= Tindr Hallkelsson =

Tindr Hallkelsson (Old Norse: /non/; Modern Icelandic: Tindur Hallkelsson /is/) was an Icelandic skald active around the year 1000. He was the court poet of earl Hákon Sigurðarson and fragments of his drápa on the earl are preserved in Jómsvíkinga saga, the kings' sagas (especially Snorri Sturluson's Saga of Óláfr Tryggvason in Heimskringla) and the Prose Edda. One strophe from the poem, relating to the battle of Hjörungavágr, is quoted in all those sources.

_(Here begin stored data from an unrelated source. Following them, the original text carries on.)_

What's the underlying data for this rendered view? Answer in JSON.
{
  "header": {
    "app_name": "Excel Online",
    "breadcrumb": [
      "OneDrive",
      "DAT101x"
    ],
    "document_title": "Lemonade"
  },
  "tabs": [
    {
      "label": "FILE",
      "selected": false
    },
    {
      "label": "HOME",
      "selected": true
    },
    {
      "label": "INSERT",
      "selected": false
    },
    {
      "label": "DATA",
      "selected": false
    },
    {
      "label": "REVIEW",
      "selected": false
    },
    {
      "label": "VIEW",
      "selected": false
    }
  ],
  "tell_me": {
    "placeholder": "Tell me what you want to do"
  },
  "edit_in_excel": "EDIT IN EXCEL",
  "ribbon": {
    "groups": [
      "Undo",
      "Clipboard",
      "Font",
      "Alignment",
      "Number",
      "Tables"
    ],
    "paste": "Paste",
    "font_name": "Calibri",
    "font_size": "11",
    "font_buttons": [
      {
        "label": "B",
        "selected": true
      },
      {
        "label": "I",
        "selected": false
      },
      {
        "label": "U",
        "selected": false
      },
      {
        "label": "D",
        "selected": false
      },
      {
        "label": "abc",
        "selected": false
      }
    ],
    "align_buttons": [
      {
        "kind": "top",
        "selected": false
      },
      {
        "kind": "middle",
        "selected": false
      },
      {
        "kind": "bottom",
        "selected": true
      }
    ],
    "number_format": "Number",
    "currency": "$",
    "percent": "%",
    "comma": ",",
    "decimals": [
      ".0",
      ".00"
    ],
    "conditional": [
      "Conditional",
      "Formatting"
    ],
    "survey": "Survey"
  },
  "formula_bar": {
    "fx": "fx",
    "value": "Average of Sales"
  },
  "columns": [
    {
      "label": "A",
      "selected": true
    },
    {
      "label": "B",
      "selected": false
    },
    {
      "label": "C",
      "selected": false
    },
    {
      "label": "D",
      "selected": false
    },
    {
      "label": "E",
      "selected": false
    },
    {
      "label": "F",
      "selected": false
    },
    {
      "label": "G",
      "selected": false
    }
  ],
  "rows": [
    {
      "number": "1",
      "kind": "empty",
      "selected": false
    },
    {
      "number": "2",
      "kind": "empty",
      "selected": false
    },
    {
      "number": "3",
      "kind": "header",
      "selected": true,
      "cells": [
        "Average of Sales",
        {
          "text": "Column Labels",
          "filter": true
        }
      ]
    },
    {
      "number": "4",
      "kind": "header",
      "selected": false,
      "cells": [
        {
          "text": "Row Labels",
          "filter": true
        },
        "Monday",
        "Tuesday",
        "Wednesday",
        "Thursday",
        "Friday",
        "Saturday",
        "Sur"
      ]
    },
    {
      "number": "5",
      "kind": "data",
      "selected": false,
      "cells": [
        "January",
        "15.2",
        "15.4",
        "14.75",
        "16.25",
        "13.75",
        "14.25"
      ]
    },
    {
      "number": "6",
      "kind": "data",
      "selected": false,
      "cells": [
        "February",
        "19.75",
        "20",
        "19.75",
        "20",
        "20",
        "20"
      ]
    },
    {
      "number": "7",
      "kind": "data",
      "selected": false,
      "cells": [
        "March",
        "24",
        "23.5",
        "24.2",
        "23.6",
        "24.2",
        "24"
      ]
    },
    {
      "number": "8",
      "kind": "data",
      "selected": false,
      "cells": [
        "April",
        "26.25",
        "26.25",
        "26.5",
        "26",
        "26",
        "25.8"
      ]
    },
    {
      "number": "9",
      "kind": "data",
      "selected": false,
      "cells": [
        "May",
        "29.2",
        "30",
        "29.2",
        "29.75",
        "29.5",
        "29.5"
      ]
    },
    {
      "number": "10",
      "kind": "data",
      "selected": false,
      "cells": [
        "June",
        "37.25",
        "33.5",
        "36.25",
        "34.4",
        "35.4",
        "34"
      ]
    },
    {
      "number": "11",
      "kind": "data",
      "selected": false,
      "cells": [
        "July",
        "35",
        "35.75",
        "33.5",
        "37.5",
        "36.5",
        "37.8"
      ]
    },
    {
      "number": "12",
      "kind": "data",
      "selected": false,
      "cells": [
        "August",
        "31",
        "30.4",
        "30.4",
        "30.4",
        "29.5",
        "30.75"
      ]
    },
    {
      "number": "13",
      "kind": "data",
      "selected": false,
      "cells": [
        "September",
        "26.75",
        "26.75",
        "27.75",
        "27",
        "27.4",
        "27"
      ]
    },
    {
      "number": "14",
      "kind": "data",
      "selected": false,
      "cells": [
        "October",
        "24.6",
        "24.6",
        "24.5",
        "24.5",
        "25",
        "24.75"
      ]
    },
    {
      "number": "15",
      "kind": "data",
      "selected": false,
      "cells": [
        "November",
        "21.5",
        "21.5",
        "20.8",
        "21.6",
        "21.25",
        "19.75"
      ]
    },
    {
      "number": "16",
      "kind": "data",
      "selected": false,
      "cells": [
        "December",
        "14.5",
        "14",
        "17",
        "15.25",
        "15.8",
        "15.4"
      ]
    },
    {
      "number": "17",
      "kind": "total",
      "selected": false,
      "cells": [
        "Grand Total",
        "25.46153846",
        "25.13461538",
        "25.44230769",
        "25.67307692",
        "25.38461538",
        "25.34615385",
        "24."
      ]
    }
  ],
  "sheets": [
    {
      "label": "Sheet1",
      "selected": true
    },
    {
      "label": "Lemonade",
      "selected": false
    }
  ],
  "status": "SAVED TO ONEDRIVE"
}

The following is its occurrence and context in Heimskringla taken from the 1844 translation by Samuel Laing. In Laing's time skaldic poetry was poorly understood and he translated it very freely:

Then the fleets came together, and one of the sharpest of conflicts began. Many fell on both sides, but the most by far on Hakon's side; for the Jomsborg vikings fought desperately, sharply, and murderously, and shot right through the shields. So many spears were thrown against Earl Hakon that his armour was altogether split asunder, and he threw it off. So says Tind Halkelson: --

"The ring-linked coat of strongest mail
Could not withstand the iron hail,
Though sewed with care and elbow bent,
By Norn, on its strength intent.
The fire of battle raged around, --
Odin's steel shirt flew all unbound!
The earl his ring-mail from him flung,
Its steel rings on the wet deck rung;
Part of it fell into the sea, --
A part was kept, a proof to be
How sharp and thick the arrow-flight
Among the sea-steeds in this fight."

Tindr has a role in Heiðarvíga saga where two lausavísur attributed to him are preserved. He also has a minor role in Harðar saga.